JAKARTA, ILLINI NEWS – Masa jabatan kedua Trump sebagai presiden Amerika Serikat (AS) membuat IHSG dan rupiah anjlok karena arus keluar dana asing dan kuatnya Indeks Dolar AS (DXY).
Euforia atas kemenangan Trump membuat para pelaku pasar memperkirakan bahwa kebijakan proteksionisnya akan mengaburkan pasar keuangan dengan inflasi dan risiko perang dagang.
Jatuhnya Indeks Harga Saham Gabungan (IHSG) dan rupiah yang terjadi pada tahun ini pasca kemenangan Donald Trump pada pemilu presiden AS sebenarnya terjadi pada November 2016 saat Trump pertama kali terpilih sebagai presiden di Negeri Paman Sam.
Bahas IHSG dulu, koreksi bulanan hingga 5% di November 2016. Kemudian terulang kembali di November tahun ini dengan koreksi 4% dari awal November hingga hari ini Kamis (14/11/2024).
Tanpa memperhitungkan kondisi pandemi Covid-19 di tahun 2020, meski Trump Effect berujung pada koreksi IHSG, nampaknya hal tersebut hanya akan bertahan lama. Alhasil, IHSG kembali menguat dan beberapa kali mencapai rekor tertinggi sepanjang masa (ATH).

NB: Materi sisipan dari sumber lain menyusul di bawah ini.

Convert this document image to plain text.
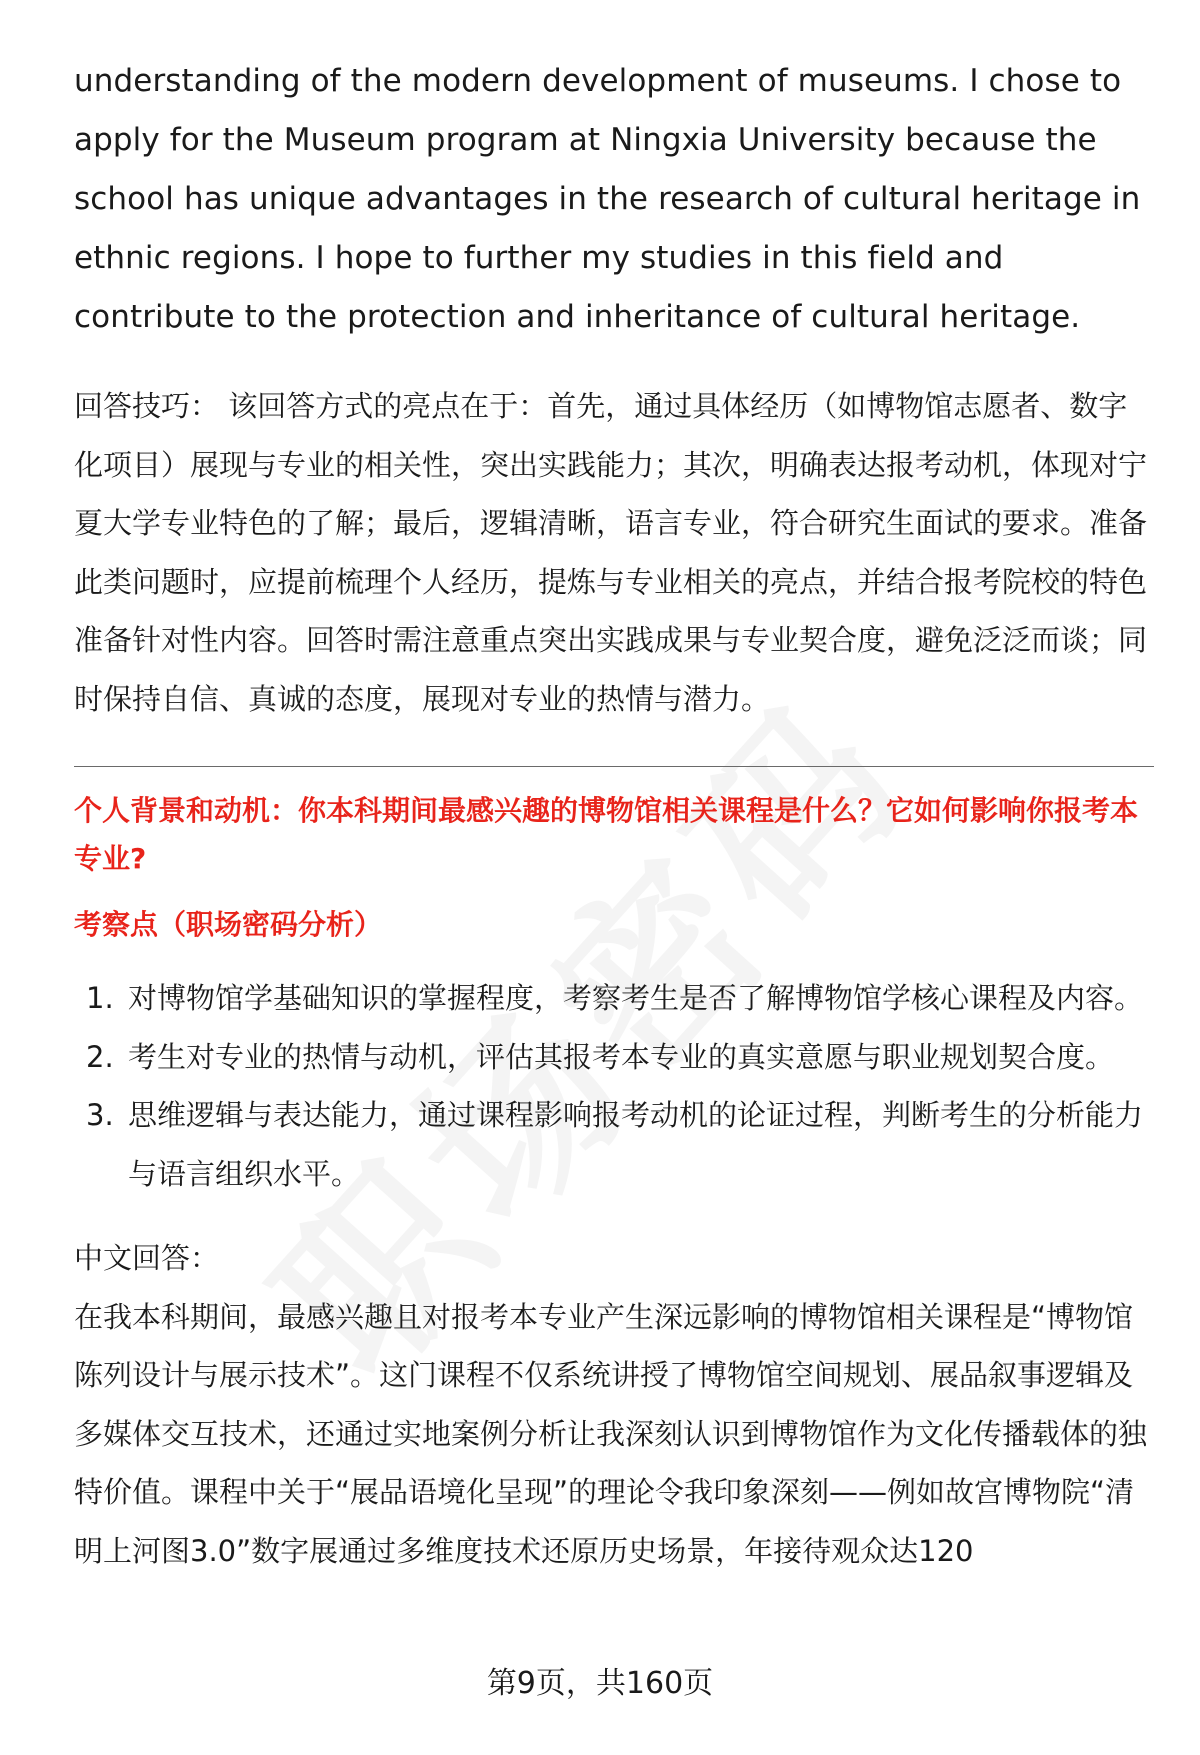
understanding of the modern development of museums. I chose to apply for the Museum program at Ningxia University because the school has unique advantages in the research of cultural heritage in ethnic regions. I hope to further my studies in this field and contribute to the protection and inheritance of cultural heritage.

回答技巧： 该回答方式的亮点在于：首先，通过具体经历（如博物馆志愿者、数字化项目）展现与专业的相关性，突出实践能力；其次，明确表达报考动机，体现对宁夏大学专业特色的了解；最后，逻辑清晰，语言专业，符合研究生面试的要求。准备此类问题时，应提前梳理个人经历，提炼与专业相关的亮点，并结合报考院校的特色准备针对性内容。回答时需注意重点突出实践成果与专业契合度，避免泛泛而谈；同时保持自信、真诚的态度，展现对专业的热情与潜力。

个人背景和动机：你本科期间最感兴趣的博物馆相关课程是什么？它如何影响你报考本专业?

考察点（职场密码分析）

1. 对博物馆学基础知识的掌握程度，考察考生是否了解博物馆学核心课程及内容。
2. 考生对专业的热情与动机，评估其报考本专业的真实意愿与职业规划契合度。
3. 思维逻辑与表达能力，通过课程影响报考动机的论证过程，判断考生的分析能力与语言组织水平。

中文回答：

在我本科期间，最感兴趣且对报考本专业产生深远影响的博物馆相关课程是“博物馆陈列设计与展示技术”。这门课程不仅系统讲授了博物馆空间规划、展品叙事逻辑及多媒体交互技术，还通过实地案例分析让我深刻认识到博物馆作为文化传播载体的独特价值。课程中关于“展品语境化呈现”的理论令我印象深刻——例如故宫博物院“清明上河图3.0”数字展通过多维度技术还原历史场景，年接待观众达120

第9页，共160页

Namun dalam jangka pendek, arus keluar asing masih cukup besar. Sepanjang bulan November, orang asing mencatat pembelian bersih dua kali pada tanggal 4–5. November 2024, sedangkan sisanya asing tak henti-hentinya menjual saham Indonesia sejak 22 Oktober.
Sejak itu, asing telah meninggalkan pasar saham dengan uang lebih dari Rp 10 triliun. Hal ini juga berdampak pada pergerakan mata uang Garuda yang melemah jelang dolar AS.
Pada perdagangan hari ini, mengutip data Refinitiv, Kamis (14/11/2024) pukul 11:30 WIB, rupiah justru menguat Rp 100 perak ke Rp 15.880/US$ menyusul pembukaan rupiah. Ini merupakan level terburuk sejak 12 Agustus atau tiga bulan lalu.
Bulan November ini merupakan bulan yang cukup berat bagi mata uang garuda karena sudah dua bulan berturut-turut rupee melemah. Rupee melemah sebesar 3,67% di bulan September, setelah itu kembali terkoreksi sebesar 1,21% secara year-on-month (Mtd) di bulan November.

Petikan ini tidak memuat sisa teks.